Après 14 ans à la barre du GIR, Olivier Gamache considère avoir bouclé la boucle. «À l'heure actuelle, on a réussi, je crois, à sensibiliser la plupart, sinon la totalité des acteurs québécois à l'importance de l'investissement responsable», estime-t-il. «Nous avons non seulement appuyé des meilleures pratiques dans des milliers d'entreprises, mais nous avons aussi participé à créer une nouvelle profession de financiers habilités à mettre en oeuvre des concepts comme le développement durable. Ça n'existait pas, jadis, quand j'étais sur les bancs d'école.»

S'il juge avoir le nez un peu trop collé sur son mandat pour être en mesure d'avoir une bonne perspective sur ce qu'il a accompli - il a discuté avec Les Affaires Plus le jour même où il annonçait son départ de la présidence, le 15 septembre dernier -, il dit malgré tout ressentir une «grande fierté» d'avoir contribué à un changement de paradigme dans le secteur.

Il estime maintenant que le moment est venu d'aller contribuer au développement d'autres causes et projets. C'est pour cette raison qu'il a accueilli favorablement, cet été, une occasion de passer le témoin. «Je ne peux pas entrer dans les détails, mais quand j'ai eu cette occasion de faire une transaction qui laisse l'entreprise dans une meilleure posture, avec un potentiel de croissance encore plus important, ç'a été difficile de refuser.»

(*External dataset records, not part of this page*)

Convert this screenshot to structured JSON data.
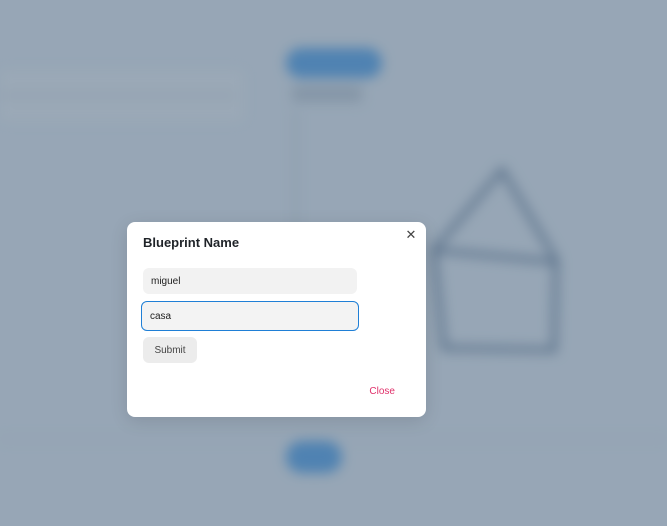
{
  "background": {
    "accent_color": "#2f8fe6"
  },
  "modal": {
    "title": "Blueprint Name",
    "close_icon": "close-icon",
    "name_field": {
      "value": "miguel",
      "placeholder": ""
    },
    "place_field": {
      "value": "casa",
      "placeholder": ""
    },
    "submit_label": "Submit",
    "close_label": "Close",
    "close_color": "#e0306a",
    "focus_color": "#1f7fd6"
  }
}
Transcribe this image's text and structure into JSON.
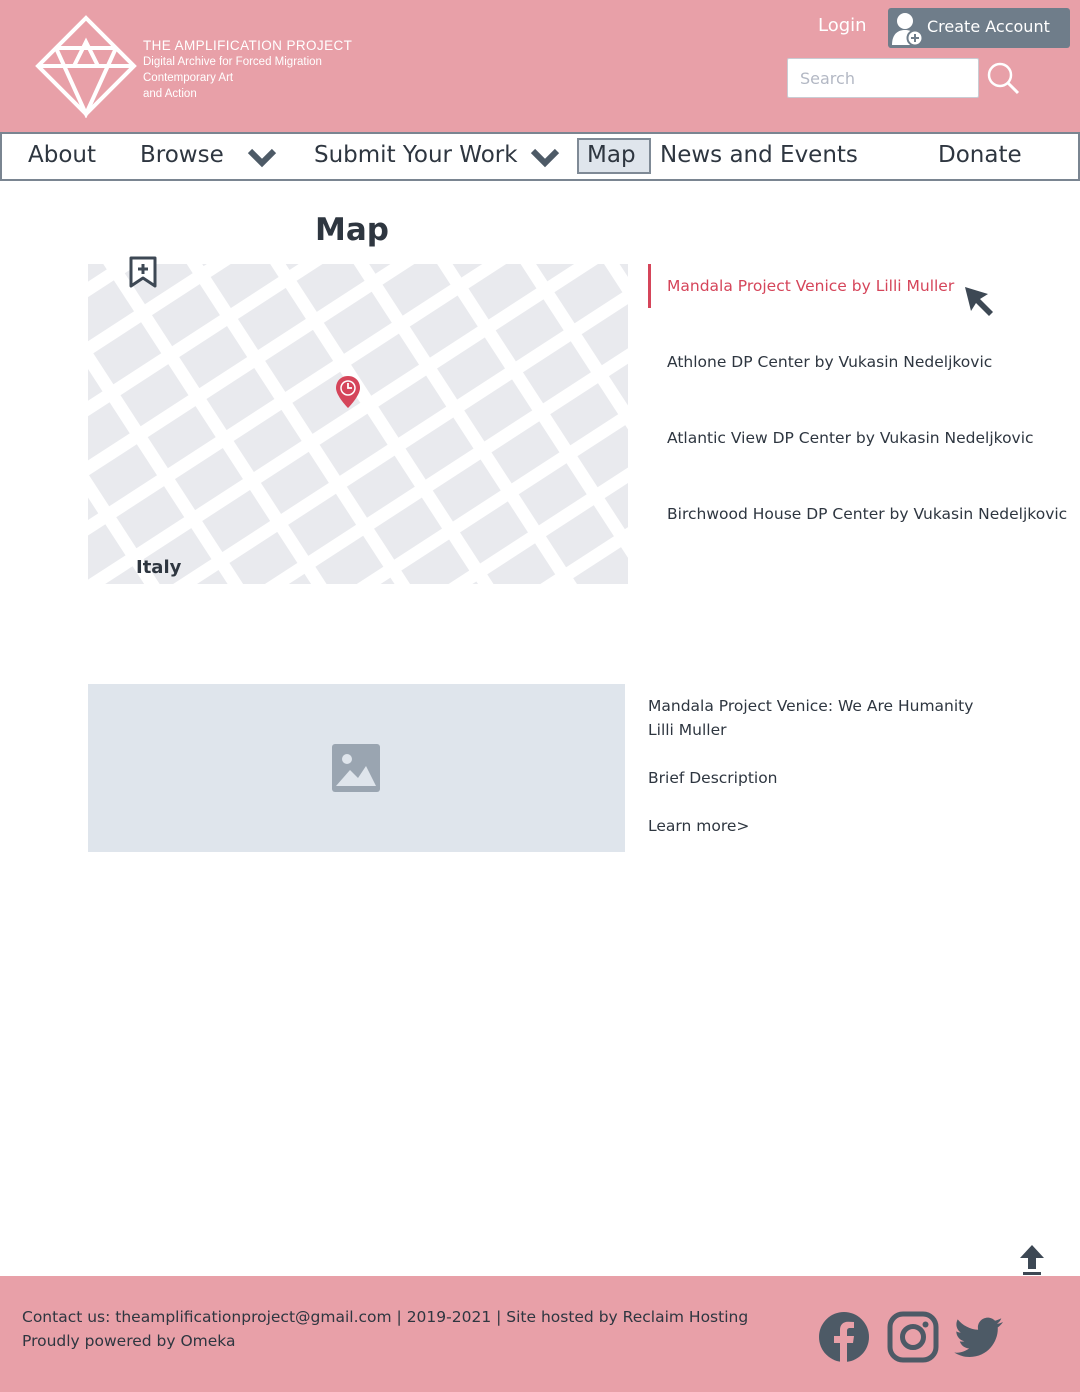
{
  "header": {
    "brand_title": "THE AMPLIFICATION PROJECT",
    "brand_lines": [
      "Digital Archive for Forced Migration",
      "Contemporary Art",
      "and Action"
    ],
    "login_label": "Login",
    "create_account_label": "Create Account",
    "search_placeholder": "Search"
  },
  "nav": {
    "items": [
      {
        "label": "About",
        "has_dropdown": false
      },
      {
        "label": "Browse",
        "has_dropdown": true
      },
      {
        "label": "Submit Your Work",
        "has_dropdown": true
      },
      {
        "label": "Map",
        "has_dropdown": false,
        "selected": true
      },
      {
        "label": "News and Events",
        "has_dropdown": false
      },
      {
        "label": "Donate",
        "has_dropdown": false
      }
    ]
  },
  "main": {
    "title": "Map",
    "map_region_label": "Italy",
    "locations": [
      {
        "label": "Mandala Project Venice by Lilli Muller",
        "active": true
      },
      {
        "label": "Athlone DP Center by Vukasin Nedeljkovic",
        "active": false
      },
      {
        "label": "Atlantic View DP Center by Vukasin Nedeljkovic",
        "active": false
      },
      {
        "label": "Birchwood House DP Center by Vukasin Nedeljkovic",
        "active": false
      }
    ],
    "detail": {
      "title": "Mandala Project Venice: We Are Humanity",
      "artist": "Lilli Muller",
      "description": "Brief Description",
      "learn_more": "Learn more>"
    }
  },
  "footer": {
    "line1": "Contact us: theamplificationproject@gmail.com | 2019-2021 | Site hosted by Reclaim Hosting",
    "line2": "Proudly powered by Omeka",
    "social": [
      "facebook-icon",
      "instagram-icon",
      "twitter-icon"
    ]
  },
  "colors": {
    "brand_pink": "#e8a0a8",
    "accent_red": "#d5455a",
    "text_dark": "#2e3640",
    "button_gray": "#6f7d8a",
    "placeholder_bg": "#dfe5ec"
  }
}
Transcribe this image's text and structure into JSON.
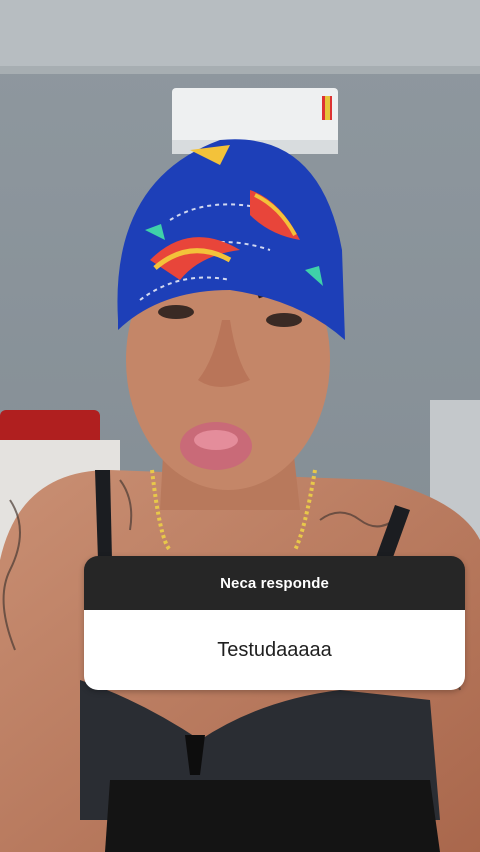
{
  "question_sticker": {
    "header": "Neca responde",
    "answer": "Testudaaaaa"
  },
  "colors": {
    "wall": "#8a949c",
    "cap": "#1d3fb8",
    "card_header": "#262626",
    "card_body": "#ffffff"
  }
}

Ce sont donc deux employés du GIR, Thomas Estinès et Étienne Lamy, qui se sont portés acquéreurs du GIR et qui en reprendront la barre à titre de codirecteurs. L'entreprise a également acquis les activités de gestion des droits de vote de SHARE, une firme basée à Vancouver et à Toronto. Cette transaction fait donc du GIR l'unique fournisseur canadien de services de vote.

Olivier Gamache, pour sa part, restera actif dans l'organisation à titre de président du conseil. Il demeure aussi actionnaire. Par ailleurs, il prévoit consacrer plus de temps à la philanthropie - il est président de la Fondation François Bourgeois - de même qu'à l'accompagnement en gouvernance offert au cabinet Gouvernance Expert, dont il est vice-président et chef de la gouvernance.

Comment Olivier Gamache entrevoit-il l'avenir ? S'il craint que nous répétions les erreurs du passé, il note que les gens sont désormais plus disposés à écouter, et qu'ils parlent davantage de questions sociales et environnementales. «En 2020, un gestionnaire qui ne se soucie pas de ces questions-là ne fait pas une vérification diligente. C'est un beau progrès par rapport à il y a 15 ans.»

Va-t-on revoir la finance, de sorte qu'elle dirige les capitaux vers les entreprises qui vont amener des solutions aux problèmes contemporains, comme celui des changements climatiques ? Olivier Gamache est d'avis que l'occasion est là, mais qu'il faudra selon lui rester vigilants pour ne pas retomber dans nos vieilles habitudes.

À terme, son souhait ultime est un peu curieux : que l'entreprise dont il demeure actionnaire n'ait plus besoin d'exister. Ce sera alors le signe que les problèmes ont été résolus. S'il doute cependant que son rêve se concrétise, il se réjouit de ce qu'il a réussi à accomplir jusqu'à présent, et de voir les choses changer tranquillement. «Aujourd'hui, le GIR a le vent dans les voiles, observe Olivier Gamache. Je pense que si on fait un article comme celui-ci aujourd'hui, c'est le signe que le marché a évolué.»